Amy Lonetree will present at the Indigenous Arts in
Transition Seminar on Tuesday, December 10, at 6 pm. Her talk is entitled “Studio Portraits and Tourist
Images: Writing a History of the Ho-Chunk Nation Through the Visual Archive, 1879–1960.”
Engaging
with the 2019–20 Bard Graduate Center theme “Whose
Story?” Lonetree’s talk
considers the challenging, complicated, and inspiring process of writing a history
with and for her community, the Ho-Chunk Nation. The project examines the
intersections of photographic images, family history, tourism, and Ho-Chunk
survivance through an examination of two extraordinary photographic collections
housed at the Wisconsin Historical Society:
the Charles Van Schaick Collection and the Henry Hamilton (H.H.) Bennett
Collection.
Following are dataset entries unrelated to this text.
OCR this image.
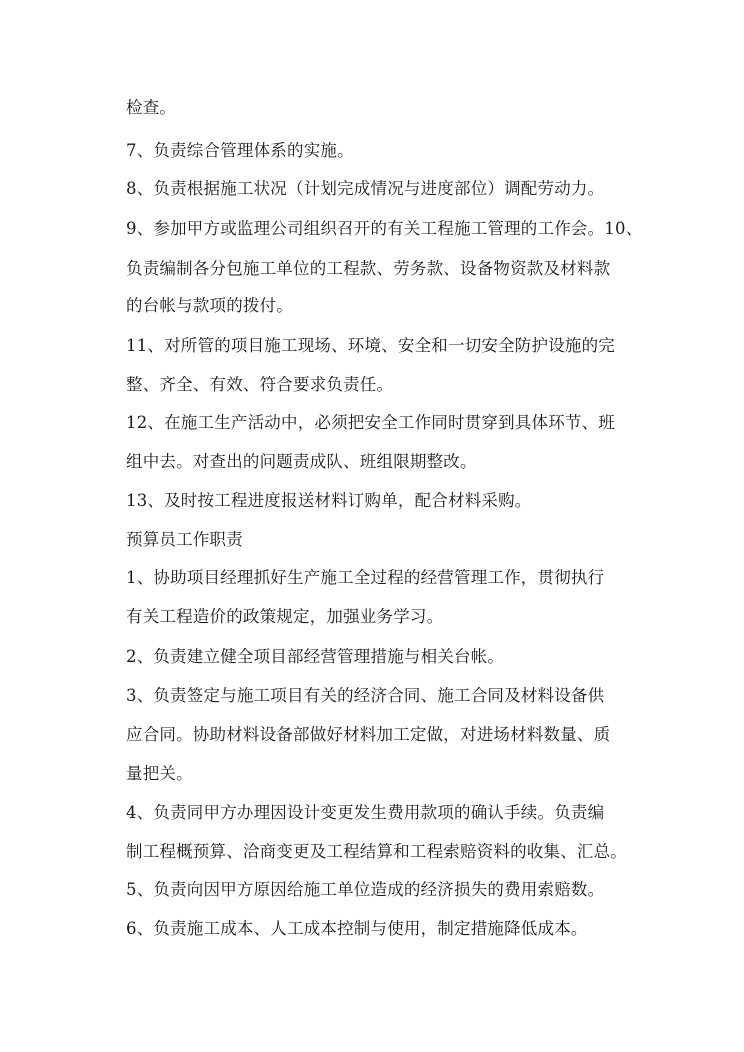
检查。

7、负责综合管理体系的实施。

8、负责根据施工状况（计划完成情况与进度部位）调配劳动力。

9、参加甲方或监理公司组织召开的有关工程施工管理的工作会。10、

负责编制各分包施工单位的工程款、劳务款、设备物资款及材料款

的台帐与款项的拨付。

11、对所管的项目施工现场、环境、安全和一切安全防护设施的完

整、齐全、有效、符合要求负责任。

12、在施工生产活动中，必须把安全工作同时贯穿到具体环节、班

组中去。对查出的问题责成队、班组限期整改。

13、及时按工程进度报送材料订购单，配合材料采购。

预算员工作职责

1、协助项目经理抓好生产施工全过程的经营管理工作，贯彻执行

有关工程造价的政策规定，加强业务学习。

2、负责建立健全项目部经营管理措施与相关台帐。

3、负责签定与施工项目有关的经济合同、施工合同及材料设备供

应合同。协助材料设备部做好材料加工定做，对进场材料数量、质

量把关。

4、负责同甲方办理因设计变更发生费用款项的确认手续。负责编

制工程概预算、洽商变更及工程结算和工程索赔资料的收集、汇总。

5、负责向因甲方原因给施工单位造成的经济损失的费用索赔数。

6、负责施工成本、人工成本控制与使用，制定措施降低成本。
Both collections include visual materials that document,
represent, and convey a deep history of Ho-Chunk resilience and survival, along
with the ongoing legacies of settler colonialism. This talk will address the
importance of employing decolonizing methodological strategies when analyzing
these sources. Particular attention is given to privileging the perspectives of
the Indigenous people captured in the frame and the ongoing meaning that this
visual archive has to our understanding of Ho-Chunk identity, issues of
representation, modern labor, and survivance.
Lonetree will also consider the diversity of Indigenous
peoples’ affective responses to these historic images through an analysis of her
own engagement with family images in the visual archive.
Amy Lonetree (Ho-Chunk) is an Associate Professor of
History at the University of California, Santa Cruz. She received her PhD in
Ethnic Studies from the University of California, Berkeley, and her scholarly
research focuses on Indigenous history, visual culture studies, and museum
studies. Her publications include, Decolonizing
Museums: Representing Native America in National and Tribal Museums (2012);
a co-edited book with Amanda J. Cobb, The
National Museum of the American Indian: Critical Conversations (2008); and a co-authored volume, People of the Big Voice: Photographs of
Ho-Chunk Families by Charles Van Schaick, 1879–1942 (2011).